It’s raining today. Because after the March winds here in Virginia, April is known for all the rain. But it’s okay. My seeds are in the ground. I have a mug of hot coffee, it’s Rough Draft Challenge Month, and I’m thrilled with my current manuscript (which is a miracle!). The rain doesn’t get me down like it used to because I understand its job in the universe. Nothing can grow without water, just like nothing can grow without light. And without light, there can be no dawn…
Aurora & Eos
We often think of Sleeping Beauty’s Aurora as the ultimate passive princess—slumbering until love (in the form of a handsome Prince) wakes her with a kiss. But the name Aurora carries more power than most people realize. Aurora means dawn, a name that has ancient roots in mythology, most notably in the Greek goddess Eos, the radiant bringer of morning.
Eos is a Titaness, a daughter of the Titans, Hyperion and Theia. Sister to Helios (the sun) and Selene (the moon). Eos rises each day before the sun, from behind the River Okeanos (Oceanus) in her winged chariot, painting the sky in streaks of rose and gold with her “rosy fingers.” Her morning routine dispels that shadows of darkness and mist that nighttime leaves behind. In some myths, she is perpetually in love—falling for mortals, unable to resist any kind of beauty, and forever chasing new beginnings. But she is also powerful. Unstoppable. The herald of light.
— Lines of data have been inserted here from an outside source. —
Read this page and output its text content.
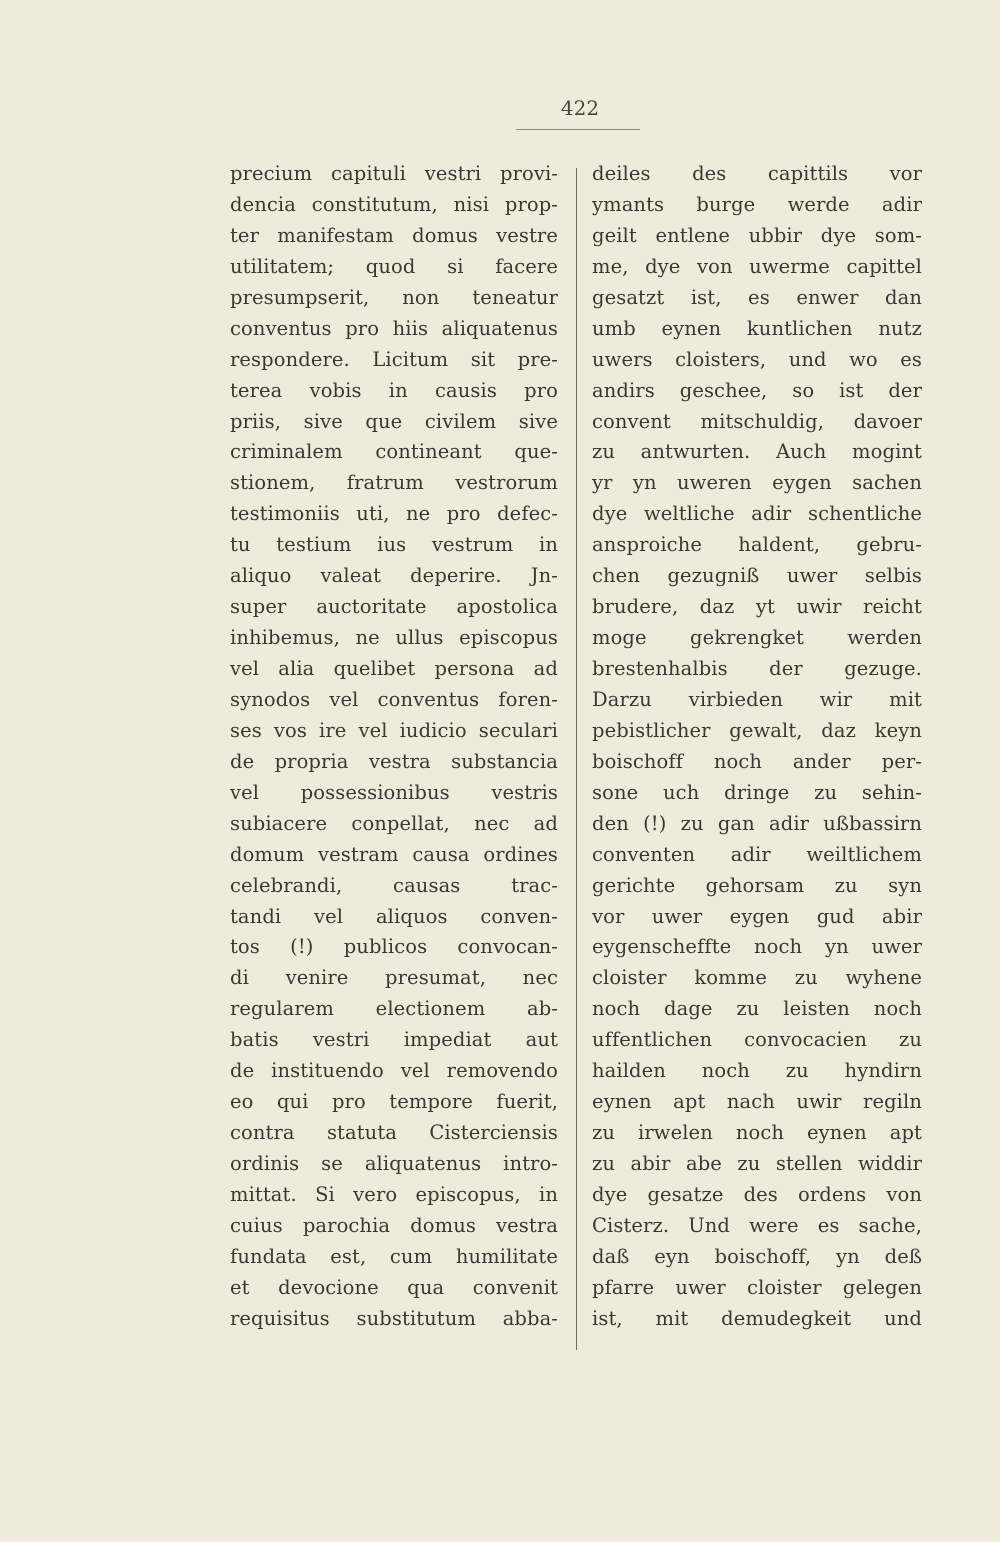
422
precium capituli vestri provi-
dencia constitutum, nisi prop-
ter manifestam domus vestre
utilitatem; quod si facere
presumpserit, non teneatur
conventus pro hiis aliquatenus
respondere. Licitum sit pre-
terea vobis in causis pro
priis, sive que civilem sive
criminalem contineant que-
stionem, fratrum vestrorum
testimoniis uti, ne pro defec-
tu testium ius vestrum in
aliquo valeat deperire. Jn-
super auctoritate apostolica
inhibemus, ne ullus episcopus
vel alia quelibet persona ad
synodos vel conventus foren-
ses vos ire vel iudicio seculari
de propria vestra substancia
vel possessionibus vestris
subiacere conpellat, nec ad
domum vestram causa ordines
celebrandi, causas trac-
tandi vel aliquos conven-
tos (!) publicos convocan-
di venire presumat, nec
regularem electionem ab-
batis vestri impediat aut
de instituendo vel removendo
eo qui pro tempore fuerit,
contra statuta Cisterciensis
ordinis se aliquatenus intro-
mittat. Si vero episcopus, in
cuius parochia domus vestra
fundata est, cum humilitate
et devocione qua convenit
requisitus substitutum abba-
deiles des capittils vor
ymants burge werde adir
geilt entlene ubbir dye som-
me, dye von uwerme capittel
gesatzt ist, es enwer dan
umb eynen kuntlichen nutz
uwers cloisters, und wo es
andirs geschee, so ist der
convent mitschuldig, davoer
zu antwurten. Auch mogint
yr yn uweren eygen sachen
dye weltliche adir schentliche
ansproiche haldent, gebru-
chen gezugniß uwer selbis
brudere, daz yt uwir reicht
moge gekrengket werden
brestenhalbis der gezuge.
Darzu virbieden wir mit
pebistlicher gewalt, daz keyn
boischoff noch ander per-
sone uch dringe zu sehin-
den (!) zu gan adir ußbassirn
conventen adir weiltlichem
gerichte gehorsam zu syn
vor uwer eygen gud abir
eygenscheffte noch yn uwer
cloister komme zu wyhene
noch dage zu leisten noch
uffentlichen convocacien zu
hailden noch zu hyndirn
eynen apt nach uwir regiln
zu irwelen noch eynen apt
zu abir abe zu stellen widdir
dye gesatze des ordens von
Cisterz. Und were es sache,
daß eyn boischoff, yn deß
pfarre uwer cloister gelegen
ist, mit demudegkeit und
Aurora, her mythical Roman counterpart, shares this glowing identity. Centuries after the stories of Greek and Roman gods and goddesses faded into myths, the tale of La Belle au bois dormant—“The Beauty Sleeping was in the Woods”—was rediscovered, reimagined, and rewritten by authors like Charles Perrault and the Brothers Grimm. That’s when something subtle but magical happened to this story. The name Aurora became attached to the princess in the 17th and 18th centuries, solidifying her identity not just as a girl cursed to sleep, but as a symbol of rebirth. She is not only someone who is awakened by love—she is the awakening.
As the Age of Enlightenment bloomed across Europe, this merging of fairytale and myth made symbolic sense. Aurora became both princess and goddess. She embodied the promise of a new dawn, the transformative power of love, and the beauty of light returning after a long period of darkness. A period of darkness we now call The Dark Ages, a time of little sunshine due to a volcanic winter in 536 AD, the Black Plague, endless wars, and decades of famine. Even the act of Aurora’s waking from a lover’s kiss became metaphorical: the soul stirring after sorrow, the artist returning to the page, the world beginning again.
Maybe we’re not meant to be just damsels or dreamers. Maybe, like Eos and Aurora, we are meant to rise. We, as writers and creators, are meant to be the light-bringers—the ones who open the gates of morning, who cast golden stories across gray skies. The ones who say: Even after the longest sleep, something new can begin.
Want to bring more light into your writing life? Try one of these soft, illuminating rituals:
🌅 Dawn Pages:
Write for ten minutes just after waking. No rules. No goals. Just your voice, half-dreaming, reaching toward the light. They could be morning pages, prayers, or just a gratitude list. The only kind-of-rule about this practice is don’t go back and edit what you wrote. Just get it down, close the notebook until tomorrow, and get on with your day.
🕯 Light Your Writing Space:
Burn a candle or turn on twinkle LED lights. Create a sacred, cozy ritual that signals to your brain: the goddess/muse/Holy Spirit is awake and ready to work.
📖 Read a Myth or Fairytale Before Writing:
Let old stories stir your imagination. Ask yourself: Where is the Aurora in my story? What wants to be awakened? My iMac literally sits on top of an old volume of Grimm’s Complete Fairy Tales that I found in a thrift shop. (see photo below if you don’t believe me! lol)
🌸 Remember: You Are the Dawn
Say it out loud if you need to. Whisper it to your characters. Remind yourself that even slow mornings, soft scenes, and long rewrites have their own kind of sunrise. Writing is an act of dawn. A promise we make to keep waking up. To keep telling stories that shine. Rise, light-bringer, creator of stories. The world desperately needs your magic.